Fig. 5: Chronic treatment with fluoxetine enhances PV plasticity in the hippocampus.

a–e Image analysis on PV and PNN expression in the dorsal hippocampus of control and fluoxetine-treated wild-type and PV-TrkB hCKO mice. a Representative image of PV and PNN staining. Immunostaining with PV and PNN followed by intensity analysis on PV and PNN. SP stratum pyramidale, SO stratum oriens, SR stratum radiatum. Scale bar, 50 µm. b Intensity analysis of PV expression in PV interneurons. The ratio of high and intermediate-high PV was lower after fluoxetine treatment in wild-type mice, but this difference was not observed in PV-TrkB hCKO mice. c Fluoxetine-treated wild-type mice have significantly lower percentages of PV interneurons also expressing PNNs, but this effect is blunted in PV-TrkB hCKO mice (two-way ANOVA, Treatment, F (1, 36) = 1.757, P = 0.1934; Genotype, F (1, 36) = 1.203, P = 0.2801; Fisher’s LSD post hoc test, control vs Flx: wild-type, P = 0.0138; CKO, P = 0.7571). d, e PNN intensity analysis in cells separated by PV-intensity.
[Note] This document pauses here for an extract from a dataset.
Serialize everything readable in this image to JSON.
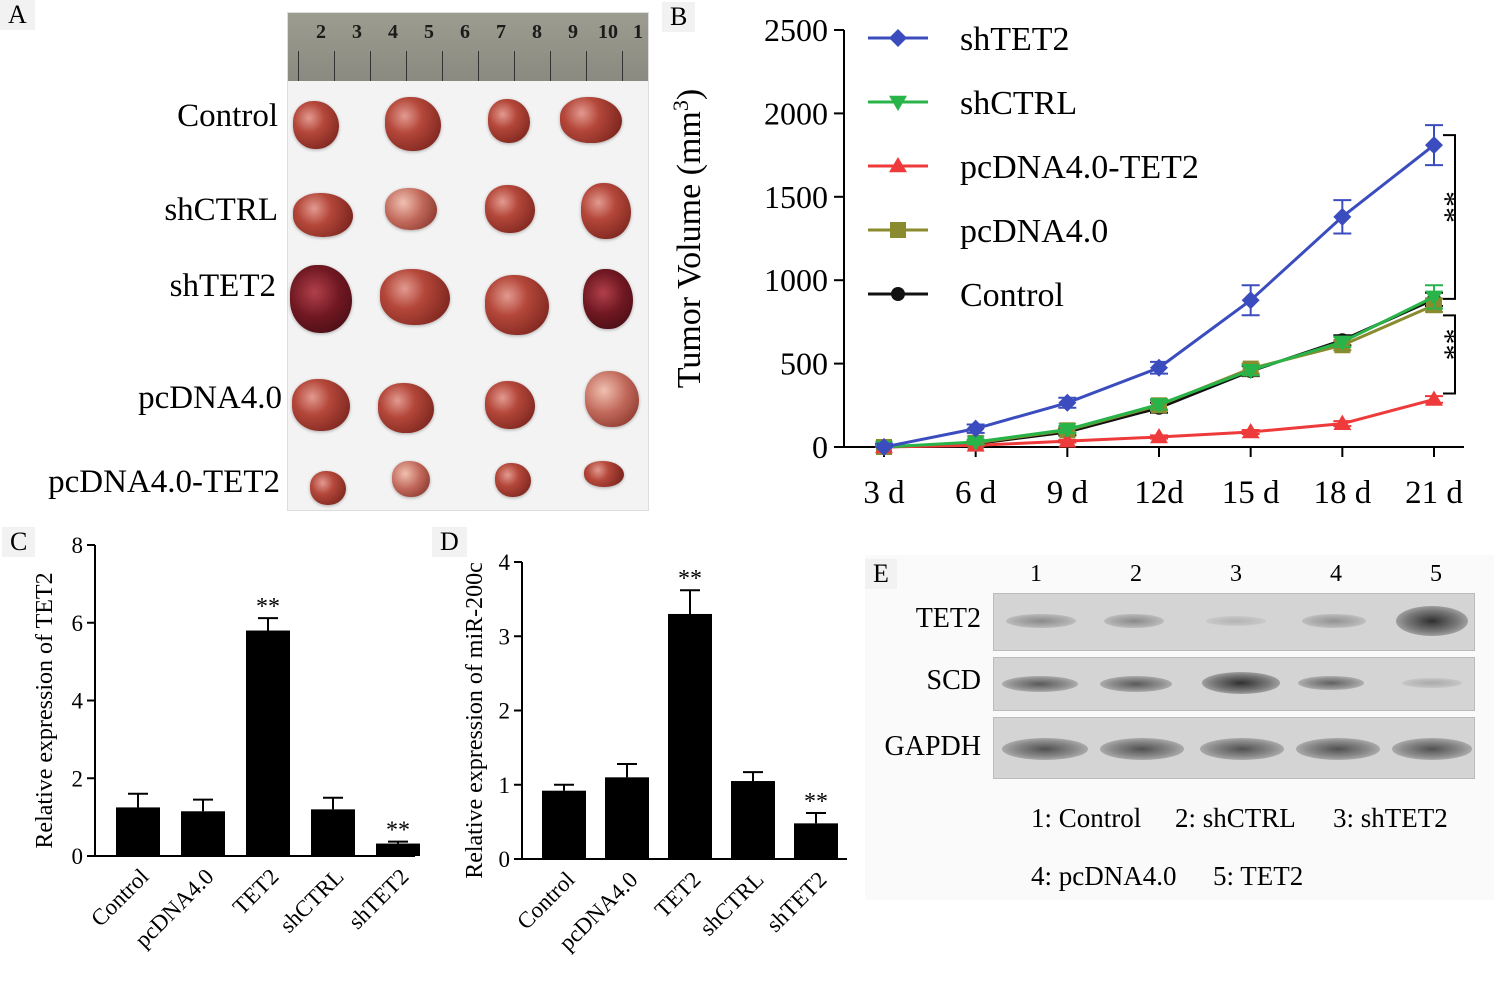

Fluoxetine treatment reduces PNN intensities in high (intermediate-high and high) PV-expressing cells only in WT mice (two-way ANOVA, the interaction between PV intensity and Treatment, F (1, 208) = 4.785, P = 0.0298; PV intensity, F (1, 208) = 16.92, P < 0.0001; Treatment, F (1, 208) = 3.103, P = 0.0796; Fisher’s LSD post hoc test, control vs Flx: Low, P = 0.6365; High, P = 0.0281), but not in PV-TrkB hCKO mice (two-way ANOVA, interaction, F (1, 108) = 1.326, P = 0.2520; PV intensity, F (1, 108) = 28.88, P < 0.0001; Treatment, F (1, 108) = 2.564, P = 0.1122; Fisher’s LSD post hoc test, control vs Flx: Low, P = 0.6722; High, P = 0.1075). WT, control, low, number of cells (n) = 88; WT, Flx, low, n = 79; WT, control, high, n = 28; WT, control, high,17; CKO, control, low, n = 32; CKO, Flx, low, n = 48; CKO, control, high, n = 12; CKO, control, high, 20. Bars indicate mean + SEM. *P < 0.05.